Tu es déjà au top ? Alors on va voir ce qui t'attend l'an prochain, histoire d'avoir une longueur d'avance. On va aborder le bloc de constitutionnalité et la question prioritaire de constitutionnalité, des notions de lycée. Prêt à briller ?
À toi de jouer
1. La QPC (Question Prioritaire de Constitutionnalité) : explique ce qu'est ce dispositif, et comment un citoyen peut-il l'utiliser pour faire valoir ses droits.
Corrigé
La QPC est une procédure qui permet à un justiciable, au cours d'un procès, de contester une loi qu'on veut lui appliquer, s'il estime qu'elle porte atteinte aux droits et libertés garantis par la Constitution. Il soulève la question devant le juge de son procès, qui la transmet à la Cour de cassation ou au Conseil d'État. Ceux-ci filtrent et, si la question est sérieuse, la renvoient au Conseil constitutionnel. Le Conseil juge alors de la conformité de la loi à la Constitution. Si la loi est déclarée inconstitutionnelle, elle est abrogée pour l'avenir.

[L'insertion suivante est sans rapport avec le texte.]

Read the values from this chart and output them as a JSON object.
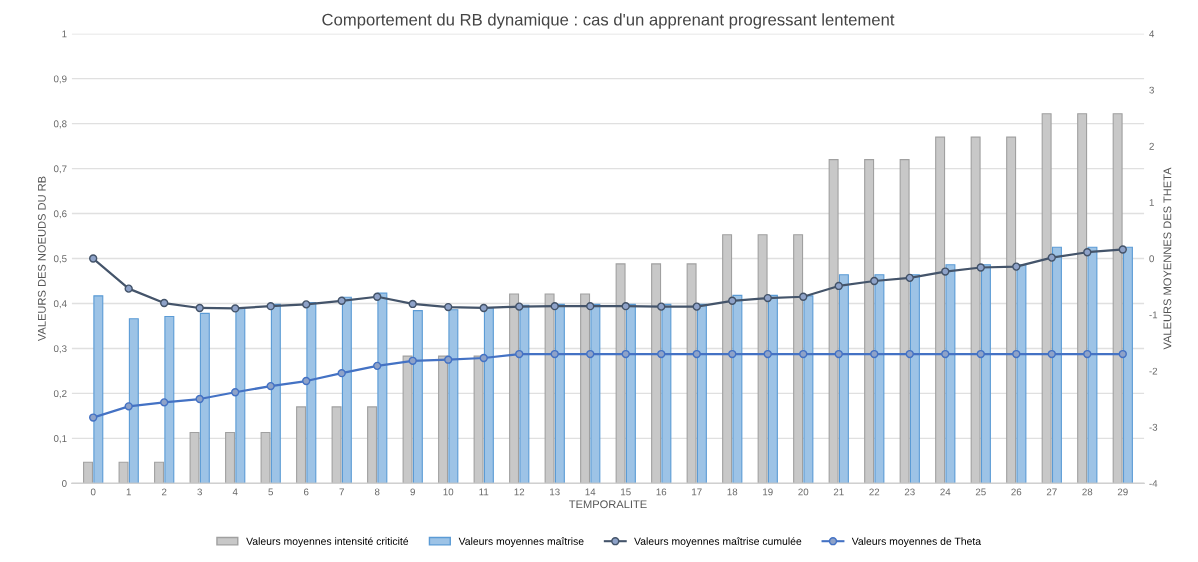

Cela renforce l'État de droit en permettant au citoyen de faire respecter la hiérarchie des normes.
2. Qu'est-ce que le 'bloc de constitutionnalité' ? Donne au moins deux textes qui en font partie, en dehors de la Constitution de 1958 elle-même.
Corrigé
Le bloc de constitutionnalité désigne l'ensemble des textes ayant valeur constitutionnelle, c'est-à-dire placés au sommet de la hiérarchie des normes. Outre la Constitution de 1958, il comprend notamment la Déclaration des droits de l'homme et du citoyen de 1789, le Préambule de la Constitution de 1946 (qui énonce des droits économiques et sociaux), et la Charte de l'environnement de 2004. Ces textes ont la même force que la Constitution et s'imposent à toutes les autres normes.

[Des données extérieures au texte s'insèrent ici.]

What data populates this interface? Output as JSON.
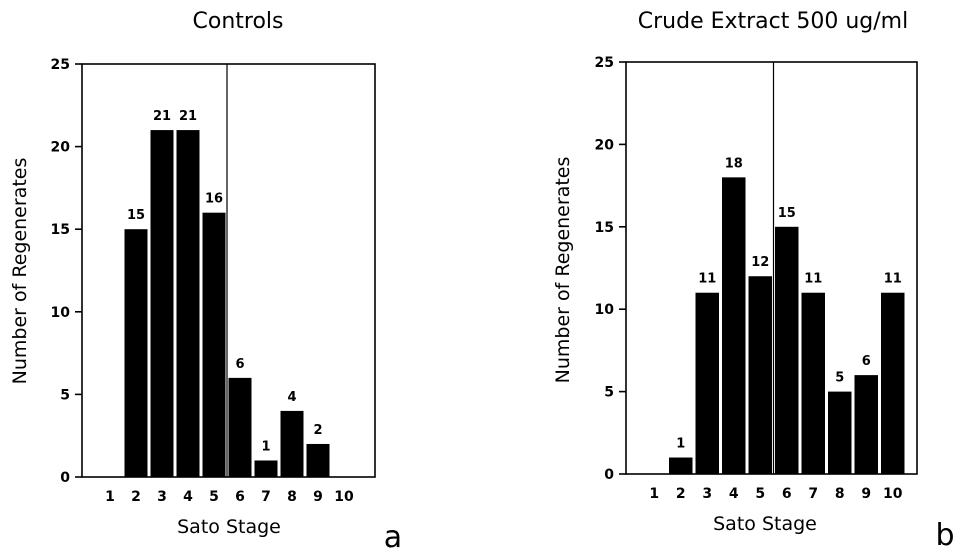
{
  "chart_data": [
    {
      "type": "bar",
      "title": "Controls",
      "xlabel": "Sato Stage",
      "ylabel": "Number of Regenerates",
      "panel_label": "a",
      "categories": [
        "1",
        "2",
        "3",
        "4",
        "5",
        "6",
        "7",
        "8",
        "9",
        "10"
      ],
      "values": [
        0,
        15,
        21,
        21,
        16,
        6,
        1,
        4,
        2,
        0
      ],
      "data_labels": [
        "",
        "15",
        "21",
        "21",
        "16",
        "6",
        "1",
        "4",
        "2",
        ""
      ],
      "ylim": [
        0,
        25
      ],
      "yticks": [
        "0",
        "5",
        "10",
        "15",
        "20",
        "25"
      ],
      "divider_after_category": 5,
      "grid": false,
      "color": "#000000"
    },
    {
      "type": "bar",
      "title": "Crude Extract 500 ug/ml",
      "xlabel": "Sato Stage",
      "ylabel": "Number of Regenerates",
      "panel_label": "b",
      "categories": [
        "1",
        "2",
        "3",
        "4",
        "5",
        "6",
        "7",
        "8",
        "9",
        "10"
      ],
      "values": [
        0,
        1,
        11,
        18,
        12,
        15,
        11,
        5,
        6,
        11
      ],
      "data_labels": [
        "",
        "1",
        "11",
        "18",
        "12",
        "15",
        "11",
        "5",
        "6",
        "11"
      ],
      "ylim": [
        0,
        25
      ],
      "yticks": [
        "0",
        "5",
        "10",
        "15",
        "20",
        "25"
      ],
      "divider_after_category": 5,
      "grid": false,
      "color": "#000000"
    }
  ]
}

3. Imaginons une loi française contraire à un traité européen. Explique quelle est la position de cette loi dans la hiérarchie des normes et ce qu'il peut se passer.
Corrigé
Selon la hiérarchie des normes, les traités internationaux ont une autorité supérieure à celle des lois. Si une loi française contredit un traité ratifié, le juge doit écarter l'application de la loi au profit du traité. C'est ce qu'on appelle le contrôle de conventionnalité. La loi demeure en vigueur mais ne sera pas appliquée dans le cas où elle est contraire au traité. Cette mécanique protège l'autorité des engagements internationaux de la France.